The Italian office market has remained stagnant, with very little movement over the past six months. Despite this, there has been some evidence of recovery at the prime end of the market, with rents increasing marginally. This can be attributed, in part, to foreign companies seeking office space in Southern Europe choosing Milan and Rome.
In the letting market, an increasing number of companies have continued to take advantage of low occupational costs to rationalize or relocate. Montello, a joint venture between Shell and Montedison, has acquired a new Headquarters building in Via Pergolesi, whilst Kraft General Foods has taken a new HQ in the west of the city centre. In addition, there has been a shift in demand within the service sector, with companies beginning to move back into the city centre.
The office market remains over-supplied, with total availability in Milan at around 570,000 sq m.

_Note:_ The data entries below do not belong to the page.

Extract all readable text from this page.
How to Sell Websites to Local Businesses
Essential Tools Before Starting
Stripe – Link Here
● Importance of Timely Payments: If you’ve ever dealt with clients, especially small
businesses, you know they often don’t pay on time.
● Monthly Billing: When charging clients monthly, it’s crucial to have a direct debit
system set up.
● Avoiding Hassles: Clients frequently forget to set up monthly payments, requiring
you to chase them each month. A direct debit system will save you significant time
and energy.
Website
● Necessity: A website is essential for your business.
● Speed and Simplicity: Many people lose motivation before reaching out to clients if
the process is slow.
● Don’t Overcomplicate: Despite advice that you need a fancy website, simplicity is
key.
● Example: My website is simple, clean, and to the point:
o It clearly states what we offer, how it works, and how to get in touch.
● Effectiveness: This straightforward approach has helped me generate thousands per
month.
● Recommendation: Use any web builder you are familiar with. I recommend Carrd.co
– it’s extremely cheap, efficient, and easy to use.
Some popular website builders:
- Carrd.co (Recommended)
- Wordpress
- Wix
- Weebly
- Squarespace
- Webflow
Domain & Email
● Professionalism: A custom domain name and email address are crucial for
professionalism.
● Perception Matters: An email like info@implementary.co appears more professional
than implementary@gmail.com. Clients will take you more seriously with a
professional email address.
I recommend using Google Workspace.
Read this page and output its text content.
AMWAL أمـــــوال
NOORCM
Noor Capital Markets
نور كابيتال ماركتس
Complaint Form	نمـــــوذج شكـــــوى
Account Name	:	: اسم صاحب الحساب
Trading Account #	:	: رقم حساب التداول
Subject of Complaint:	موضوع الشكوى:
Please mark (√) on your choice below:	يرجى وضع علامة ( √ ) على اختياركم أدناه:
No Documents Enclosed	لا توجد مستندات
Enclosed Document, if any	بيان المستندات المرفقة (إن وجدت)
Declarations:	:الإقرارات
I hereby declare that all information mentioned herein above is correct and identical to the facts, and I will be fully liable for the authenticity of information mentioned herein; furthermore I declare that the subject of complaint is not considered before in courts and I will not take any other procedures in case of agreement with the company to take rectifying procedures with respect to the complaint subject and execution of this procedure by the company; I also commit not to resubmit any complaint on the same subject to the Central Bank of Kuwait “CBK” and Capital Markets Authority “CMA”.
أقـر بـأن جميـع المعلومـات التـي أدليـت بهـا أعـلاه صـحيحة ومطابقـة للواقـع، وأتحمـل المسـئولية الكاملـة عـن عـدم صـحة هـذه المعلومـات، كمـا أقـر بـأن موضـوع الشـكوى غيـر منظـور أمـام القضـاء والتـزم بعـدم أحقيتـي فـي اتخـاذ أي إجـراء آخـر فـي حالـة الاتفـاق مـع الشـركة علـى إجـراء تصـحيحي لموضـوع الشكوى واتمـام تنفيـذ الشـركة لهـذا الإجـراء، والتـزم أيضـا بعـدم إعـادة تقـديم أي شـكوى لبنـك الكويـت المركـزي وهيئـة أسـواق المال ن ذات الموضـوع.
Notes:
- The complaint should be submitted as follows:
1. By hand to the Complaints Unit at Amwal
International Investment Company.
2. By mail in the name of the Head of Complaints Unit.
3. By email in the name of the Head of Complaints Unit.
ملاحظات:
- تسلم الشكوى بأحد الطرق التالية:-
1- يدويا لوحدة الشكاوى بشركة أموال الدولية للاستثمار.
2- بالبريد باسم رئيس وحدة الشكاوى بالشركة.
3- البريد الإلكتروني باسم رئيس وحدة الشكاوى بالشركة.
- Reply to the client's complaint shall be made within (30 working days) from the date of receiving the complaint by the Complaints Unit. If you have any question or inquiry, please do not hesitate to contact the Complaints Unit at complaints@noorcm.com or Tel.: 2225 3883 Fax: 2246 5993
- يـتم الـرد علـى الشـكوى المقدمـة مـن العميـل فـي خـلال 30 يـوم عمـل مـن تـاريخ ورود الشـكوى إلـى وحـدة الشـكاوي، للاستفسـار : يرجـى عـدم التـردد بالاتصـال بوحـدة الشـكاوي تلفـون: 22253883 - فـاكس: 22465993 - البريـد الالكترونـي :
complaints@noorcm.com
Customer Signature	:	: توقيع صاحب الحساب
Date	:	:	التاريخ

Of this total, around 100,000 sq m is new. “Prime office rents in Milan have remained unchanged at L450,000 per sq m per annum-around 40% lower than the peak in 1990. In Rome, comparable rents are around L420, 000 sq m per annum.”
Prime yields in the city centre are around 6-6.5%, and at around 7% outside the core. There is unlikely to be any significant shift in yields in the short term. However, the investment market is expected to see an upturn in activity over the next twelve months. You can get estimate value of your property by using our online property conveyancing melbourne calculator. In 1995, the Italian Government passed legislation relating to the country’s social security organizations and the management of their properties throughout Italy.
The new legislation affects all buildings which are surplus to operational activities. The aim of the legislation is the disposal of all surplus buildings within five years. Under the new legislation, the social security organizations must carry out a census of all their real estate assets (some 2,500 buildings in all), and identify a structured sales plan. Although some way off, the new legislative framework should allow more efficient management of these properties and more accurate valuations. The increase in the number of income producing assets coming to the market should make the Italian office market more attractive to both domestic and foreign investors.